Project Overview

In this project, we create a database schema in Postgres and build an ETL pipeline using Python.

A startup collects songs and user activity on their music streaming app. The analytics team wants to know what songs users are listening to. The data resides in a directory of JSON logs on user activity, as well as a directory with JSON metadata on the songs in their app.
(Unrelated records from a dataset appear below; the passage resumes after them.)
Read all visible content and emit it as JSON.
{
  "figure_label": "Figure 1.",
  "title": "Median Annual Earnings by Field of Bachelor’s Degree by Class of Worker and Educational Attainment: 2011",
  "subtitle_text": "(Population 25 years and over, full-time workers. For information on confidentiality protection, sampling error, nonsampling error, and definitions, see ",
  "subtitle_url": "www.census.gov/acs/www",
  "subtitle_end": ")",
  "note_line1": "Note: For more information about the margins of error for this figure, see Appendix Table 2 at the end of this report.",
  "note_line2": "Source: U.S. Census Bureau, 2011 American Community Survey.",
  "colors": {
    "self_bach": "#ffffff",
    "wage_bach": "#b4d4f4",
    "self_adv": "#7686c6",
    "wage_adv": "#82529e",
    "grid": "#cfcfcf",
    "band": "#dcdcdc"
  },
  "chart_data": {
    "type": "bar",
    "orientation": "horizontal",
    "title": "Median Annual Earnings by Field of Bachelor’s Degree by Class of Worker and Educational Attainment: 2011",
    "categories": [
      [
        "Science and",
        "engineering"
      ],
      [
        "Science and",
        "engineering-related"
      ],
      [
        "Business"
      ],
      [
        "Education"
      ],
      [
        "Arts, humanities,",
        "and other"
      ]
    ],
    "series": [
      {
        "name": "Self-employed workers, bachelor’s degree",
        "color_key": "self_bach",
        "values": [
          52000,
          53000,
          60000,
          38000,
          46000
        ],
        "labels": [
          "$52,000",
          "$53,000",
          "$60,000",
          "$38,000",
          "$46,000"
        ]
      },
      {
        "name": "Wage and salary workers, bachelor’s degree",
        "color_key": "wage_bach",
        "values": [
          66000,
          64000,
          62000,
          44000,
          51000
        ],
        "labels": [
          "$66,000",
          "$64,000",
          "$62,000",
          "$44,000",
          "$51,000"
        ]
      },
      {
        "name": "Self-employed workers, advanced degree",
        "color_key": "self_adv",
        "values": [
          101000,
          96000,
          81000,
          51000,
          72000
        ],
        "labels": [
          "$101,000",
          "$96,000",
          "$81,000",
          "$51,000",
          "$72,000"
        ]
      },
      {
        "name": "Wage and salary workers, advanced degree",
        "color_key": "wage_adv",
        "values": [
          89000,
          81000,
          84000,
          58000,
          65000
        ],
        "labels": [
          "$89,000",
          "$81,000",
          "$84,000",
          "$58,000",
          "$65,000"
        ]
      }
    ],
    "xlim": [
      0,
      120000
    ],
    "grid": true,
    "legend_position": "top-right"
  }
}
The first dataset (in folder data) is a subset of real data from the Million Song Dataset.

Database Schema

Step 1: Setup the Environment

Set environments variables:

PGHOSTADDR with the IP address of the Postgres host, and PGPASSWORD with the password

Clone the repo:

https://github.com/mhaywardhill/Song-Play-Analysis.git

Setup the Python virtual environment:

      conda create -n sparkify python=3.6
      conda activate sparkify
      pip install -r requirements.txt

Step 2: Run the ETL

Create database sparkifdb and database schema:

python ./create_tables.py

Run the ETL:

python ./etl.py

Project Files

sql_queries.py: Contains SQL queries for dropping and creating the fact and dimension tables. Also, it contains the SQL queries to load the dimensions.

create_tables.py: Contains code for creating the sparkifydb database, and the database schema (the tables).

etl.py: Runs the Python ETL.

Manual_ETL.ipynb: Jupyter notebook to manually run the ETL step-by-step.